Ignoro si la nostalgia es el sentimiento que me invade pasada cada Navidad tras la repetición de una conversación con «mi santa esposa» que se produce con la misma periodicidad que el concierto de Año Nuevo:
– Con todo lo que te han traído los Reyes este año, tendrás que tirar algo, ¿no?
– ¿Eh, tirar?
– Bueno, donar, llevar a un punto limpio,… tendrás que deshacerte de un montón de ropa antigua, empezando por esas camisetas de deporte, o por todas esas zapatillas que pusiste junto al árbol de Navidad, a ver si Papá Noel o los Reyes te traían más cosas, ¡graciosete!
Cómo hacer ver a mi amantísima mujer que un sentimiento rayano en la tristeza, o una angustia aparejada a esa especie de síndrome de Diógenes del deportista, me invade cuando me veo en la obligación, asaz indeseada, de deshacerme de esas prendas a las que tanto cariño profeso.
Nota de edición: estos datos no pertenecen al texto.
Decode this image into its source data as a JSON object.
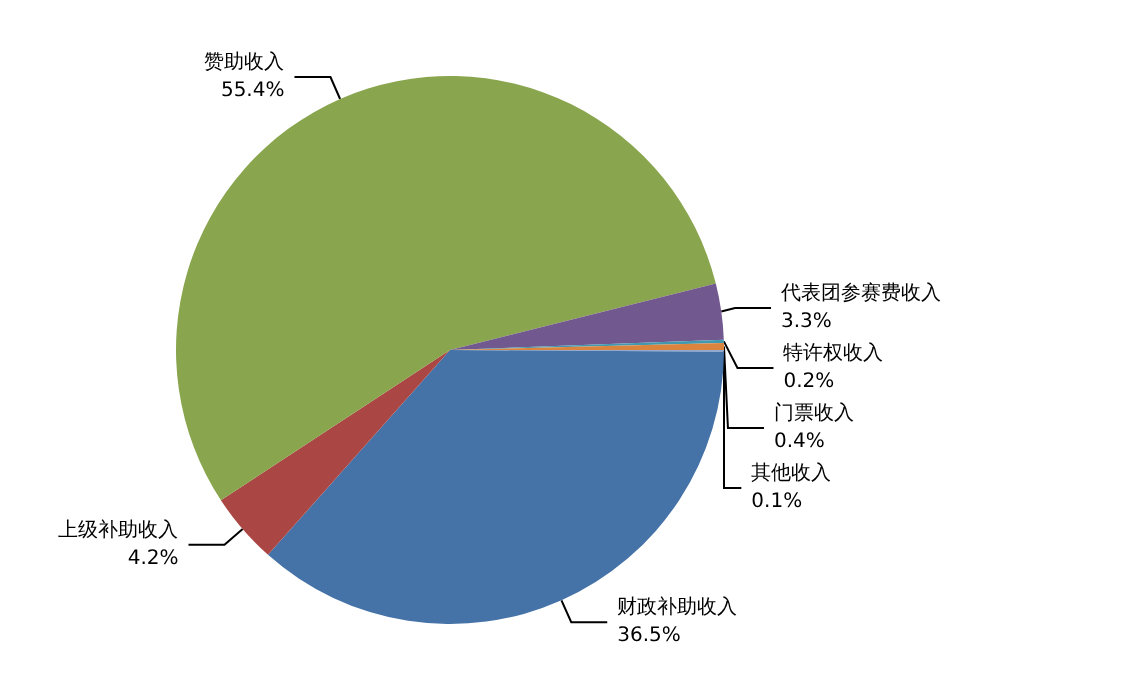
{
  "chart_data": {
    "type": "pie",
    "categories": [
      "其他收入",
      "财政补助收入",
      "上级补助收入",
      "赞助收入",
      "代表团参赛费收入",
      "特许权收入",
      "门票收入"
    ],
    "values": [
      0.1,
      36.5,
      4.2,
      55.4,
      3.3,
      0.2,
      0.4
    ],
    "colors": [
      "#93a9cf",
      "#4572a7",
      "#aa4643",
      "#89a54e",
      "#71588f",
      "#4198af",
      "#db843d"
    ],
    "value_labels": [
      "0.1%",
      "36.5%",
      "4.2%",
      "55.4%",
      "3.3%",
      "0.2%",
      "0.4%"
    ],
    "legend": false
  }
}
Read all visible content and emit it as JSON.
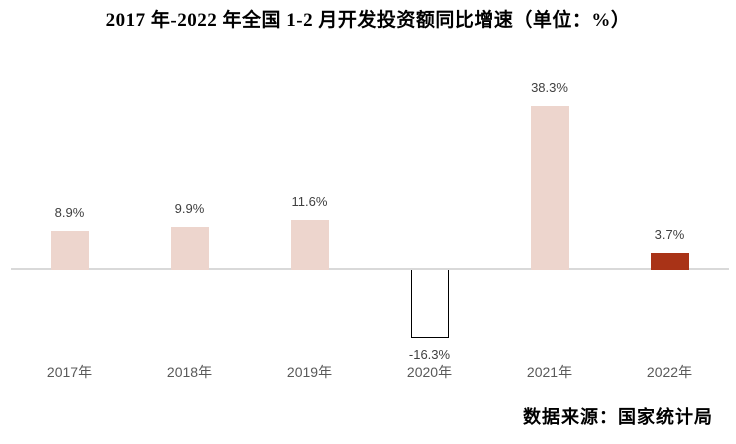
{
  "title": "2017 年-2022 年全国 1-2 月开发投资额同比增速（单位：%）",
  "source": "数据来源：国家统计局",
  "chart_data": {
    "type": "bar",
    "title": "2017 年-2022 年全国 1-2 月开发投资额同比增速（单位：%）",
    "categories": [
      "2017年",
      "2018年",
      "2019年",
      "2020年",
      "2021年",
      "2022年"
    ],
    "values": [
      8.9,
      9.9,
      11.6,
      -16.3,
      38.3,
      3.7
    ],
    "value_labels": [
      "8.9%",
      "9.9%",
      "11.6%",
      "-16.3%",
      "38.3%",
      "3.7%"
    ],
    "xlabel": "",
    "ylabel": "",
    "unit": "%",
    "ylim": [
      -20,
      45
    ],
    "grid": false,
    "legend": null,
    "bar_colors": [
      "#edd5cd",
      "#edd5cd",
      "#edd5cd",
      "#ffffff",
      "#edd5cd",
      "#a93317"
    ],
    "negative_bar_style": "white fill with black outline, drawn below baseline",
    "source_note": "数据来源：国家统计局"
  },
  "colors": {
    "bar_pink": "#edd5cd",
    "bar_dark_red": "#a93317",
    "negative_bar_fill": "#ffffff",
    "negative_bar_border": "#000000",
    "axis_line": "#d9d9d9",
    "value_label_text": "#404040",
    "category_label_text": "#595959",
    "title_text": "#000000",
    "source_text": "#000000",
    "background": "#ffffff"
  }
}
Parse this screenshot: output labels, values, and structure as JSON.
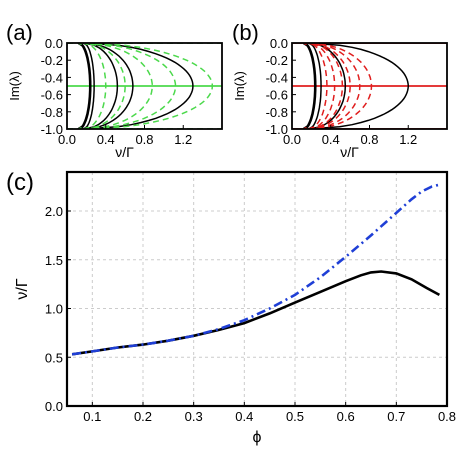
{
  "panels": {
    "a": {
      "label": "(a)"
    },
    "b": {
      "label": "(b)"
    },
    "c": {
      "label": "(c)"
    }
  },
  "colors": {
    "axis": "#000000",
    "grid": "#cccccc",
    "panel_a_accent": "#4cd94c",
    "panel_b_accent": "#e01e1e",
    "series_blue": "#1f3fd6",
    "series_black": "#000000"
  },
  "chart_data": [
    {
      "id": "a",
      "type": "line",
      "xlabel": "ν/Γ",
      "ylabel": "Im(λ)",
      "xlim": [
        0.0,
        1.6
      ],
      "ylim": [
        -1.0,
        0.0
      ],
      "xticks": [
        "0.0",
        "0.4",
        "0.8",
        "1.2"
      ],
      "xtick_values": [
        0.0,
        0.4,
        0.8,
        1.2
      ],
      "yticks": [
        "0.0",
        "-0.2",
        "-0.4",
        "-0.6",
        "-0.8",
        "-1.0"
      ],
      "ytick_values": [
        0.0,
        -0.2,
        -0.4,
        -0.6,
        -0.8,
        -1.0
      ],
      "accent": "#4cd94c",
      "series": [
        {
          "style": "solid",
          "color": "#000000",
          "tip": 0.28
        },
        {
          "style": "solid",
          "color": "#000000",
          "tip": 0.52
        },
        {
          "style": "solid",
          "color": "#000000",
          "tip": 0.68
        },
        {
          "style": "solid",
          "color": "#000000",
          "tip": 1.3
        },
        {
          "style": "dashed",
          "color": "#4cd94c",
          "tip": 0.4
        },
        {
          "style": "dashed",
          "color": "#4cd94c",
          "tip": 0.6
        },
        {
          "style": "dashed",
          "color": "#4cd94c",
          "tip": 0.88
        },
        {
          "style": "dashed",
          "color": "#4cd94c",
          "tip": 1.12
        },
        {
          "style": "dashed",
          "color": "#4cd94c",
          "tip": 1.5
        }
      ],
      "hlines": [
        {
          "y": 0.0,
          "style": "dashed",
          "color": "#4cd94c"
        },
        {
          "y": -0.5,
          "style": "solid",
          "color": "#4cd94c"
        },
        {
          "y": -1.0,
          "style": "dashed",
          "color": "#4cd94c"
        }
      ]
    },
    {
      "id": "b",
      "type": "line",
      "xlabel": "ν/Γ",
      "ylabel": "Im(λ)",
      "xlim": [
        0.0,
        1.6
      ],
      "ylim": [
        -1.0,
        0.0
      ],
      "xticks": [
        "0.0",
        "0.4",
        "0.8",
        "1.2"
      ],
      "xtick_values": [
        0.0,
        0.4,
        0.8,
        1.2
      ],
      "yticks": [
        "0.0",
        "-0.2",
        "-0.4",
        "-0.6",
        "-0.8",
        "-1.0"
      ],
      "ytick_values": [
        0.0,
        -0.2,
        -0.4,
        -0.6,
        -0.8,
        -1.0
      ],
      "accent": "#e01e1e",
      "series": [
        {
          "style": "solid",
          "color": "#000000",
          "tip": 0.3
        },
        {
          "style": "solid",
          "color": "#000000",
          "tip": 0.55
        },
        {
          "style": "solid",
          "color": "#000000",
          "tip": 1.2
        },
        {
          "style": "dashed",
          "color": "#e01e1e",
          "tip": 0.36
        },
        {
          "style": "dashed",
          "color": "#e01e1e",
          "tip": 0.44
        },
        {
          "style": "dashed",
          "color": "#e01e1e",
          "tip": 0.52
        },
        {
          "style": "dashed",
          "color": "#e01e1e",
          "tip": 0.6
        },
        {
          "style": "dashed",
          "color": "#e01e1e",
          "tip": 0.7
        },
        {
          "style": "dashed",
          "color": "#e01e1e",
          "tip": 0.82
        }
      ],
      "hlines": [
        {
          "y": 0.0,
          "style": "solid",
          "color": "#e01e1e"
        },
        {
          "y": -0.5,
          "style": "solid",
          "color": "#e01e1e"
        },
        {
          "y": -1.0,
          "style": "solid",
          "color": "#e01e1e"
        }
      ]
    },
    {
      "id": "c",
      "type": "line",
      "xlabel": "ϕ",
      "ylabel": "ν/Γ",
      "xlim": [
        0.05,
        0.8
      ],
      "ylim": [
        0.0,
        2.4
      ],
      "grid": true,
      "xticks": [
        "0.1",
        "0.2",
        "0.3",
        "0.4",
        "0.5",
        "0.6",
        "0.7",
        "0.8"
      ],
      "xtick_values": [
        0.1,
        0.2,
        0.3,
        0.4,
        0.5,
        0.6,
        0.7,
        0.8
      ],
      "yticks": [
        "0.0",
        "0.5",
        "1.0",
        "1.5",
        "2.0"
      ],
      "ytick_values": [
        0.0,
        0.5,
        1.0,
        1.5,
        2.0
      ],
      "series": [
        {
          "style": "solid",
          "color": "#000000",
          "x": [
            0.06,
            0.1,
            0.15,
            0.2,
            0.25,
            0.3,
            0.35,
            0.4,
            0.45,
            0.5,
            0.55,
            0.6,
            0.63,
            0.65,
            0.67,
            0.7,
            0.73,
            0.76,
            0.785
          ],
          "y": [
            0.53,
            0.56,
            0.6,
            0.63,
            0.67,
            0.72,
            0.78,
            0.85,
            0.95,
            1.06,
            1.17,
            1.28,
            1.34,
            1.37,
            1.38,
            1.36,
            1.3,
            1.21,
            1.14
          ]
        },
        {
          "style": "dashdot",
          "color": "#1f3fd6",
          "x": [
            0.06,
            0.1,
            0.15,
            0.2,
            0.25,
            0.3,
            0.35,
            0.4,
            0.45,
            0.5,
            0.55,
            0.6,
            0.65,
            0.7,
            0.73,
            0.75,
            0.77,
            0.785
          ],
          "y": [
            0.53,
            0.56,
            0.6,
            0.63,
            0.67,
            0.72,
            0.79,
            0.88,
            1.0,
            1.14,
            1.32,
            1.53,
            1.75,
            1.98,
            2.12,
            2.2,
            2.25,
            2.27
          ]
        }
      ]
    }
  ]
}
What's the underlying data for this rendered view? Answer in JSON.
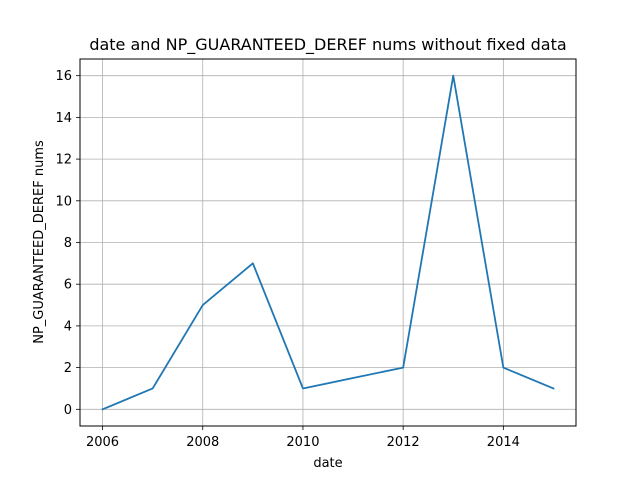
{
  "chart_data": {
    "type": "line",
    "title": "date and NP_GUARANTEED_DEREF nums without fixed data",
    "xlabel": "date",
    "ylabel": "NP_GUARANTEED_DEREF nums",
    "x": [
      2006,
      2007,
      2008,
      2009,
      2010,
      2011,
      2012,
      2013,
      2014,
      2015
    ],
    "series": [
      {
        "values": [
          0,
          1,
          5,
          7,
          1,
          1.5,
          2,
          16,
          2,
          1
        ],
        "color": "#1f77b4"
      }
    ],
    "xlim": [
      2005.55,
      2015.45
    ],
    "ylim": [
      -0.8,
      16.8
    ],
    "xticks": [
      "2006",
      "2008",
      "2010",
      "2012",
      "2014"
    ],
    "yticks": [
      "0",
      "2",
      "4",
      "6",
      "8",
      "10",
      "12",
      "14",
      "16"
    ],
    "grid": true,
    "grid_color": "#b0b0b0",
    "axis_color": "#000000"
  }
}
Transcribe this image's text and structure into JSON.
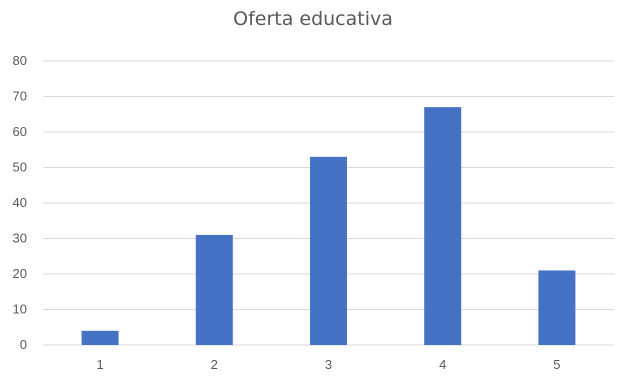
{
  "chart_data": {
    "type": "bar",
    "title": "Oferta educativa",
    "categories": [
      "1",
      "2",
      "3",
      "4",
      "5"
    ],
    "values": [
      4,
      31,
      53,
      67,
      21
    ],
    "xlabel": "",
    "ylabel": "",
    "ylim": [
      0,
      80
    ],
    "yticks": [
      0,
      10,
      20,
      30,
      40,
      50,
      60,
      70,
      80
    ],
    "grid": true,
    "legend": "none",
    "colors": {
      "bar": "#4472C4",
      "grid": "#D9D9D9",
      "text": "#595959"
    }
  }
}
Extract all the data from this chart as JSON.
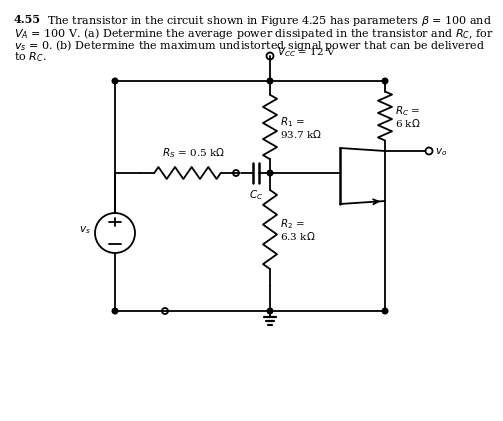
{
  "bg_color": "#ffffff",
  "line_color": "#000000",
  "text_color": "#000000",
  "header_bold": "4.55",
  "header_line1": "  The transistor in the circuit shown in Figure 4.25 has parameters $\\beta$ = 100 and",
  "header_line2": "$V_A$ = 100 V. (a) Determine the average power dissipated in the transistor and $R_C$, for",
  "header_line3": "$v_s$ = 0. (b) Determine the maximum undistorted signal power that can be delivered",
  "header_line4": "to $R_C$.",
  "vcc_text": "$V_{CC}$ = 12 V",
  "r1_line1": "$R_1$ =",
  "r1_line2": "93.7 k$\\Omega$",
  "r2_line1": "$R_2$ =",
  "r2_line2": "6.3 k$\\Omega$",
  "rc_line1": "$R_C$ =",
  "rc_line2": "6 k$\\Omega$",
  "rs_text": "$R_S$ = 0.5 k$\\Omega$",
  "cc_text": "$C_C$",
  "vo_text": "$v_o$",
  "vs_text": "$v_s$",
  "fs_header": 8.0,
  "fs_label": 7.5
}
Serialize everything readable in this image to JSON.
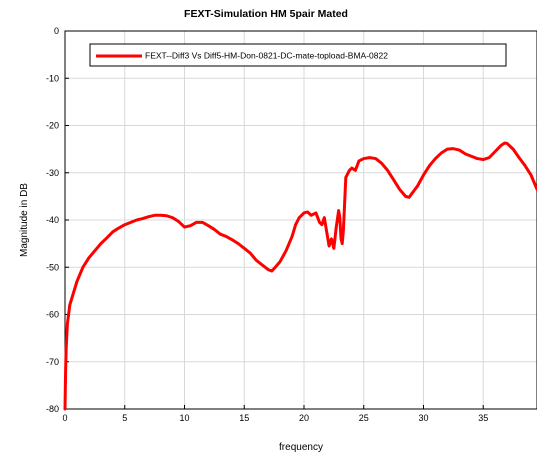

Cariño emanado, sin duda alguna, por estar asociadas en su larga trayectoria a batallas deportivas, carreras épicas o partidos a cara de perro (o a cara de hermano, que en aquestas cosas del deporte nadie peor para entrar en feroz lid que aquel que lleva media vida viviendo bajo el mismo techo).
– ¡Si no tengo tantas!
La facilona respuesta, una negación de la evidencia con tal tradición y raigambre como los saltos de esquí de Garmisch, se ve rápidamente superada por la realidad de hallar sobre tu cama las mencionadas camisetas de poliéster.
«Pues va a ser que sí tienes unas cuantas», pronuncia cariacontecida la bella damisela al contemplar todas ellas ordenadas en número hasta 48, cifra que podría incrementar en vano con las ingentes camisetas de algodón, compra frecuente de quien, como este escribiente, osa viajar por destinos remotos y traer una al menos para recordar durante los años venideros que un día disfrutó por aquellos parajes.
Decía al inicio que desconozco si es apropiado denominar nostalgia o cariño al sentimiento que invade al afligido individuo que se halla sometido a tamaña tesitura de descartar entre tanto recuerdo, ya que, sabido es que al margen de su utilidad estas camisetas ocupan ante todo un espacio en la memoria infinita del aficionado deportista. Memoria capaz de transportar a su poseedor a una cancha de fútbol en Mijas, a un establo reconvertido en pista de baloncesto en Becerril de la Sierra o a las calles del barrio madrileño de Vallekas durante la celebración de una carrera popular.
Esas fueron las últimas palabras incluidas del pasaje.